Всё отчётливее и призывней звучали авлосы. И вот уже на мощёной дороге, повторявшей изгибы обозначенного прибоем берега, показалась священная процессия. Впереди шла верховная жрица в облике богини. Её пеплос, переливаясь яркими красками, напоминал распущенный хвост павлина. Над обнажёнными, покрытыми жемчугами и драгоценными камнями руками жрицы возвышалась чаша из красного Электра в форме ладьи с высоким носом и тремя лилиями вместо парусов. Венок на голове женщины сверкал литыми золотыми колосьями. Ниспадавшие из-под него светлые волосы свободно и мягко ложились на обнажённую шею. Стайки мальчиков и девочек, двигаясь справа и слева, размахивали ветвями ивы и пели:
Славься, владычица всеблаженная,
Под именами известная разными:
Тем, кто на Ниле родился. - Исидою,
Перворождённым фригийцам - Кибелою,
Критянам - Артемидой Диктиною,
Нам же - божественной матерью Герою.
За жрицей пёстрой и шумной толпой двигались ряженые - в масках кукушек, с клювами и хохолками, в коричневатых с жёлтыми разводами гиматиях. Они одновременно опускали и поднимали полы, выкрикивая: "Ку-ку!" За "кукушками" с пляской шли обнажённые храмовые рабыни. В серебряных зеркалах, прикреплённых к их спинам, перекатывались, подобно медным шарам, смазанные жиром груди с позолоченными сосками, и вместе с ними плясало и переливалось во всей пестроте восточное сладострастие, несовместимое с именем той, которую эллины, а до них пеласги, считали супругою Зевса и хранительницей святости брака.

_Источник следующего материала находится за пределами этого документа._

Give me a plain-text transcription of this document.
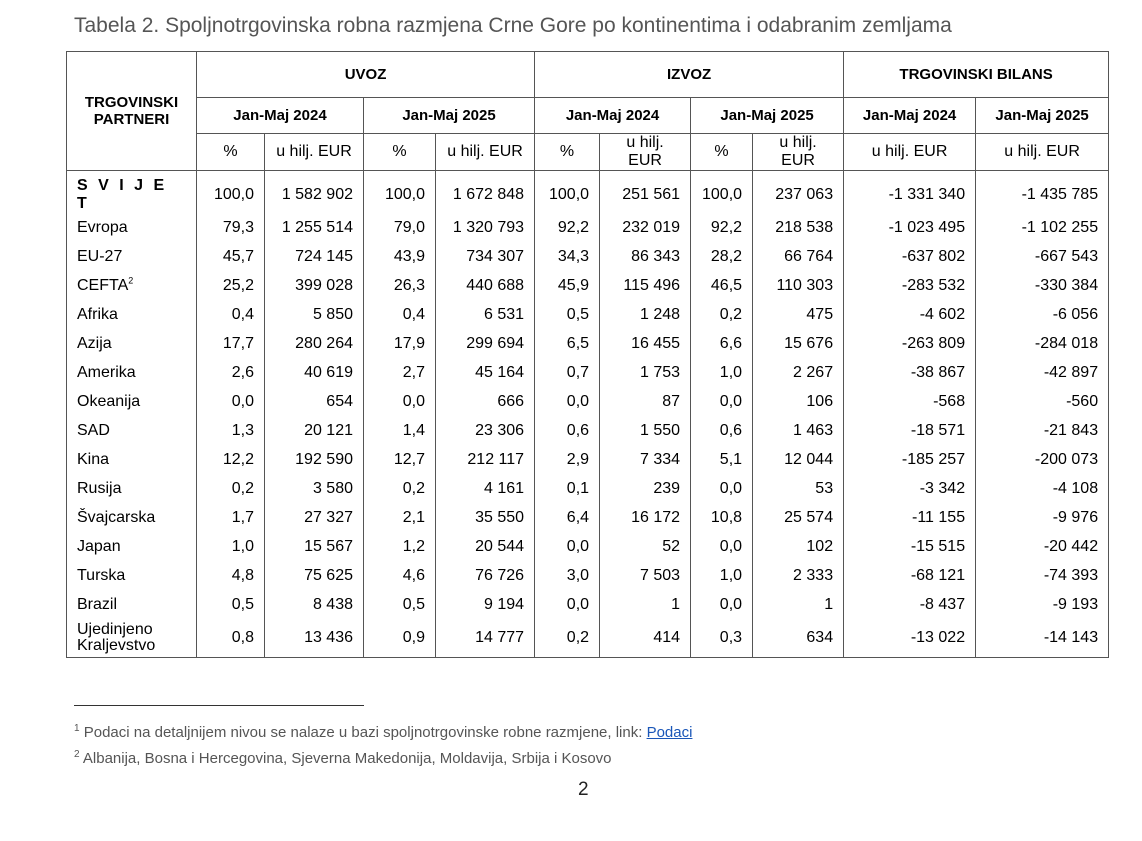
Tabela 2. Spoljnotrgovinska robna razmjena Crne Gore po kontinentima i odabranim zemljama
TRGOVINSKI PARTNERI	UVOZ				IZVOZ				TRGOVINSKI BILANS	
	Jan-Maj 2024		Jan-Maj 2025		Jan-Maj 2024		Jan-Maj 2025		Jan-Maj 2024	Jan-Maj 2025
	%	u hilj. EUR	%	u hilj. EUR	%	u hilj. EUR	%	u hilj. EUR	u hilj. EUR	u hilj. EUR
S V I J E T	100,0	1 582 902	100,0	1 672 848	100,0	251 561	100,0	237 063	-1 331 340	-1 435 785
Evropa	79,3	1 255 514	79,0	1 320 793	92,2	232 019	92,2	218 538	-1 023 495	-1 102 255
EU-27	45,7	724 145	43,9	734 307	34,3	86 343	28,2	66 764	-637 802	-667 543
CEFTA$^2$	25,2	399 028	26,3	440 688	45,9	115 496	46,5	110 303	-283 532	-330 384
Afrika	0,4	5 850	0,4	6 531	0,5	1 248	0,2	475	-4 602	-6 056
Azija	17,7	280 264	17,9	299 694	6,5	16 455	6,6	15 676	-263 809	-284 018
Amerika	2,6	40 619	2,7	45 164	0,7	1 753	1,0	2 267	-38 867	-42 897
Okeanija	0,0	654	0,0	666	0,0	87	0,0	106	-568	-560
SAD	1,3	20 121	1,4	23 306	0,6	1 550	0,6	1 463	-18 571	-21 843
Kina	12,2	192 590	12,7	212 117	2,9	7 334	5,1	12 044	-185 257	-200 073
Rusija	0,2	3 580	0,2	4 161	0,1	239	0,0	53	-3 342	-4 108
Švajcarska	1,7	27 327	2,1	35 550	6,4	16 172	10,8	25 574	-11 155	-9 976
Japan	1,0	15 567	1,2	20 544	0,0	52	0,0	102	-15 515	-20 442
Turska	4,8	75 625	4,6	76 726	3,0	7 503	1,0	2 333	-68 121	-74 393
Brazil	0,5	8 438	0,5	9 194	0,0	1	0,0	1	-8 437	-9 193
Ujedinjeno Kraljevstvo	0,8	13 436	0,9	14 777	0,2	414	0,3	634	-13 022	-14 143
$^1$ Podaci na detaljnijem nivou se nalaze u bazi spoljnotrgovinske robne razmjene, link: Podaci
$^2$ Albanija, Bosna i Hercegovina, Sjeverna Makedonija, Moldavija, Srbija i Kosovo
2
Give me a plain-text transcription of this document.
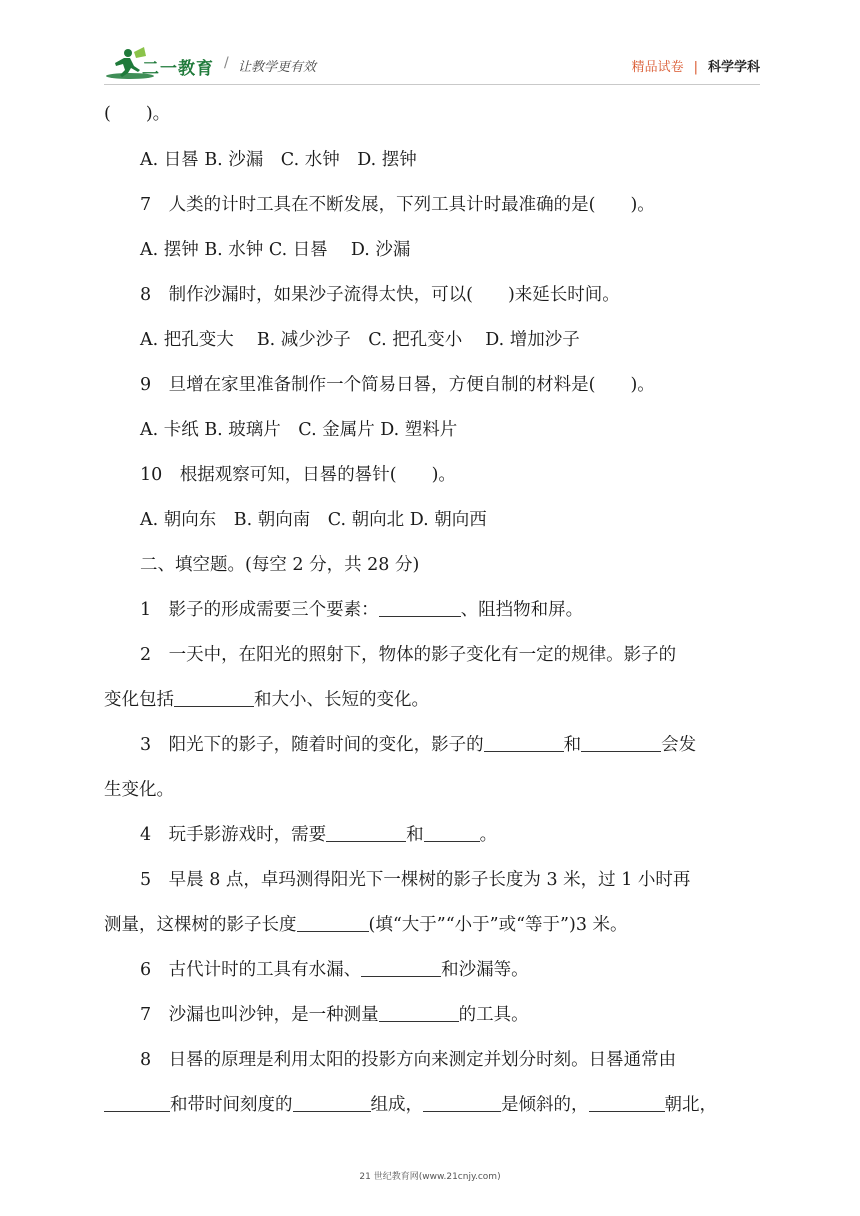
二一教育 / 让教学更有效	精品试卷 | 科学学科
(　　)。
A. 日晷 B. 沙漏　C. 水钟　D. 摆钟
7　人类的计时工具在不断发展，下列工具计时最准确的是(　　)。
A. 摆钟 B. 水钟 C. 日晷　 D. 沙漏
8　制作沙漏时，如果沙子流得太快，可以(　　)来延长时间。
A. 把孔变大　 B. 减少沙子　C. 把孔变小　 D. 增加沙子
9　旦增在家里准备制作一个简易日晷，方便自制的材料是(　　)。
A. 卡纸 B. 玻璃片　C. 金属片 D. 塑料片
10　根据观察可知，日晷的晷针(　　)。
A. 朝向东　B. 朝向南　C. 朝向北 D. 朝向西
二、填空题。(每空 2 分，共 28 分)
1　影子的形成需要三个要素：	、阻挡物和屏。
2　一天中，在阳光的照射下，物体的影子变化有一定的规律。影子的
变化包括	和大小、长短的变化。
3　阳光下的影子，随着时间的变化，影子的	和	会发
生变化。
4　玩手影游戏时，需要	和	。
5　早晨 8 点，卓玛测得阳光下一棵树的影子长度为 3 米，过 1 小时再
测量，这棵树的影子长度	(填“大于”“小于”或“等于”)3 米。
6　古代计时的工具有水漏、	和沙漏等。
7　沙漏也叫沙钟，是一种测量	的工具。
8　日晷的原理是利用太阳的投影方向来测定并划分时刻。日晷通常由
和带时间刻度的	组成，	是倾斜的，	朝北，
21 世纪教育网(www.21cnjy.com)
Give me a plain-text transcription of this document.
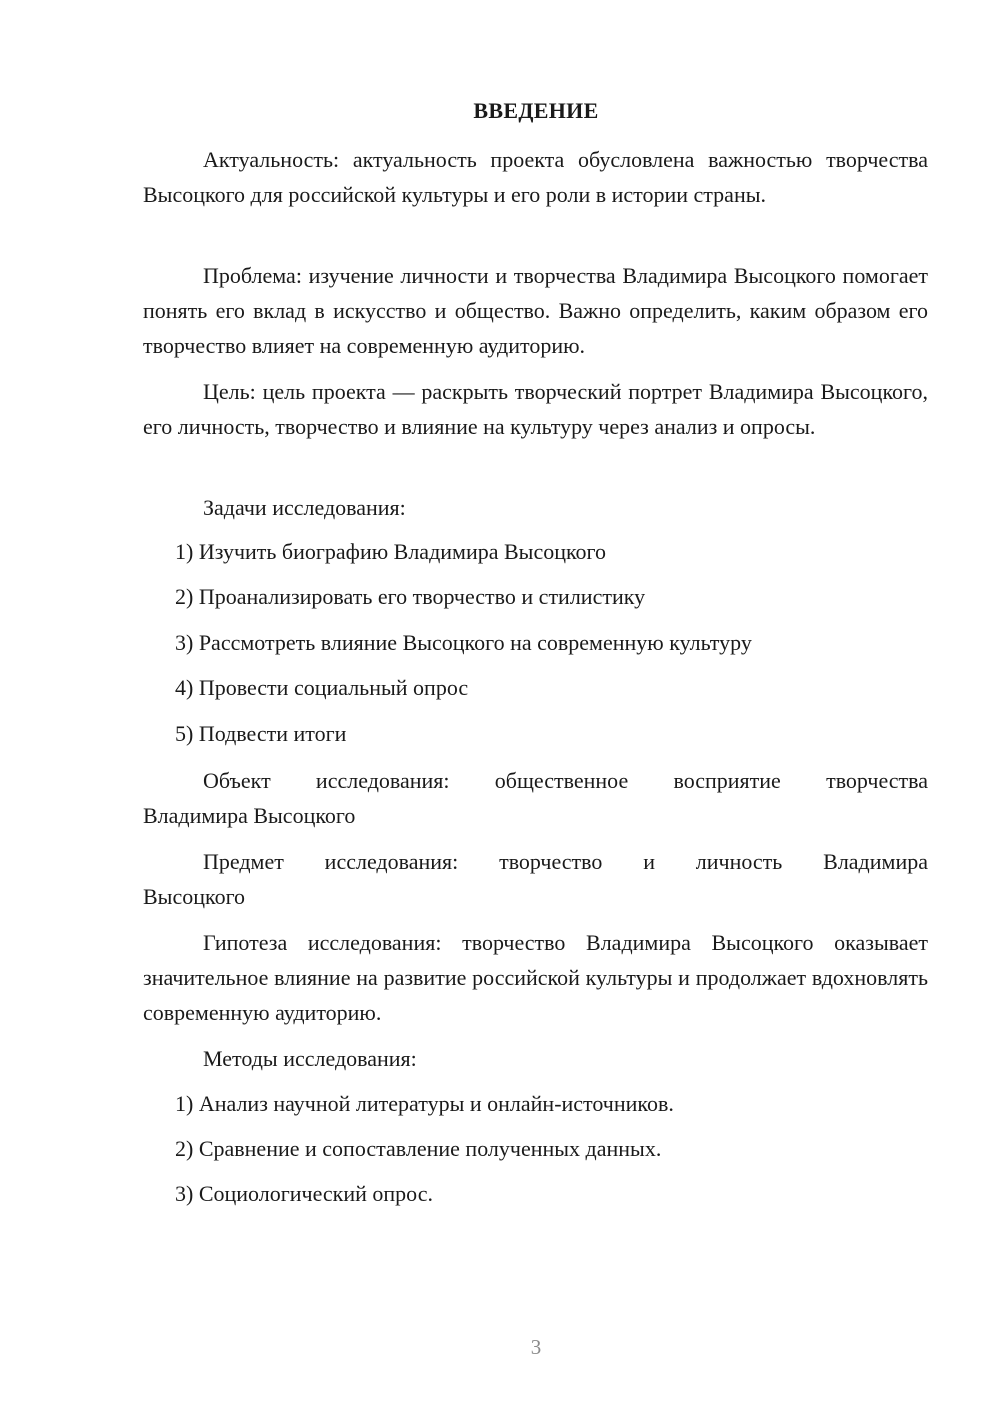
ВВЕДЕНИЕ
Актуальность: актуальность проекта обусловлена важностью творчества Высоцкого для российской культуры и его роли в истории страны.
Проблема: изучение личности и творчества Владимира Высоцкого помогает понять его вклад в искусство и общество. Важно определить, каким образом его творчество влияет на современную аудиторию.
Цель: цель проекта — раскрыть творческий портрет Владимира Высоцкого, его личность, творчество и влияние на культуру через анализ и опросы.
Задачи исследования:
1) Изучить биографию Владимира Высоцкого
2) Проанализировать его творчество и стилистику
3) Рассмотреть влияние Высоцкого на современную культуру
4) Провести социальный опрос
5) Подвести итоги
Объект исследования: общественное восприятие творчества
Владимира Высоцкого
Предмет исследования: творчество и личность Владимира
Высоцкого
Гипотеза исследования: творчество Владимира Высоцкого оказывает значительное влияние на развитие российской культуры и продолжает вдохновлять современную аудиторию.
Методы исследования:
1) Анализ научной литературы и онлайн-источников.
2) Сравнение и сопоставление полученных данных.
3) Социологический опрос.
3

Священную процессию замыкали авлеты. Прижатые к губам авлосы согласно выдували знакомую Пифагору с детских лет гулкую, дробную мелодию, которую называли "снопом", но звучала она менее стремительно и более протяжно, словно бы в неё каплями вливался тягучий как мёд лидийский лад.
"Вот она, моя Итака, в бурном море перемен, - напряжённо думал Пифагор. - О, как же не похож этот праздник на тот, что описан Асием! Владычица перестала быть одинокой. Гармония сделалась сложнее и запутаннее. И как постигнуть её слагающие! Как вычислить формулу этих перемен и понять их смысл?"
Внезапно всё умолкло. Скрылась бухта. Глазу открылся песчаный, ничем не защищённый берег с перемежающимися наподобие сосцов Кибелы холмами. Вместо посоха в руке Пифагора оказался меч необычайной формы, и он явственно ощутил тяжесть доспехов. Взгляд привлёк зелёный островок. Из-за островка в нескольких стадиях от берега вышли корабли. Ветер надувал их розовые от заката паруса. "Ахейцы! - мелькнуло в мозгу. - Надо предупредить Приама".
Видение исчезло так же мгновенно, как и появилось. Слух наполнился гулкими ударами молотов, выбивавших клинья на брёвнах. Киль под ликующие вопли заскользил по брёвнам, и самояна, как утка, закачалась на волнах.
И вдруг неожиданно для себя Пифагор запел, сначала тихо, про себя, а потом всё громче и громче. Один из устроившихся в тени платана игроков в кости, кинув на утоптанную землю астрагал, удивлённо пробасил:
- Слышь, как подпевает босоногий.
Сказав это, он, кажется, лишь увидел поющего Пифагора, но не вслушался в его песню, ибо даже подвыпивший по случаю праздника гуляка должен был понять, что рождённая голосом незнакомца мелодия не имеет ничего общего со звучащим в отдалении пеаном, а если бы пение услышал человек, наделённый воображением и музыкальным слухом, он с первых же тонов понял бы, что мелодия не похожа ни на одну из когда-либо звучавших и, более того, что она выражает истинную, скрытую от непосвящённых суть богини, которую ионийцы называют Герой, а обитавшие до них на острове лелеги - Керой, что на их языке означало "корень".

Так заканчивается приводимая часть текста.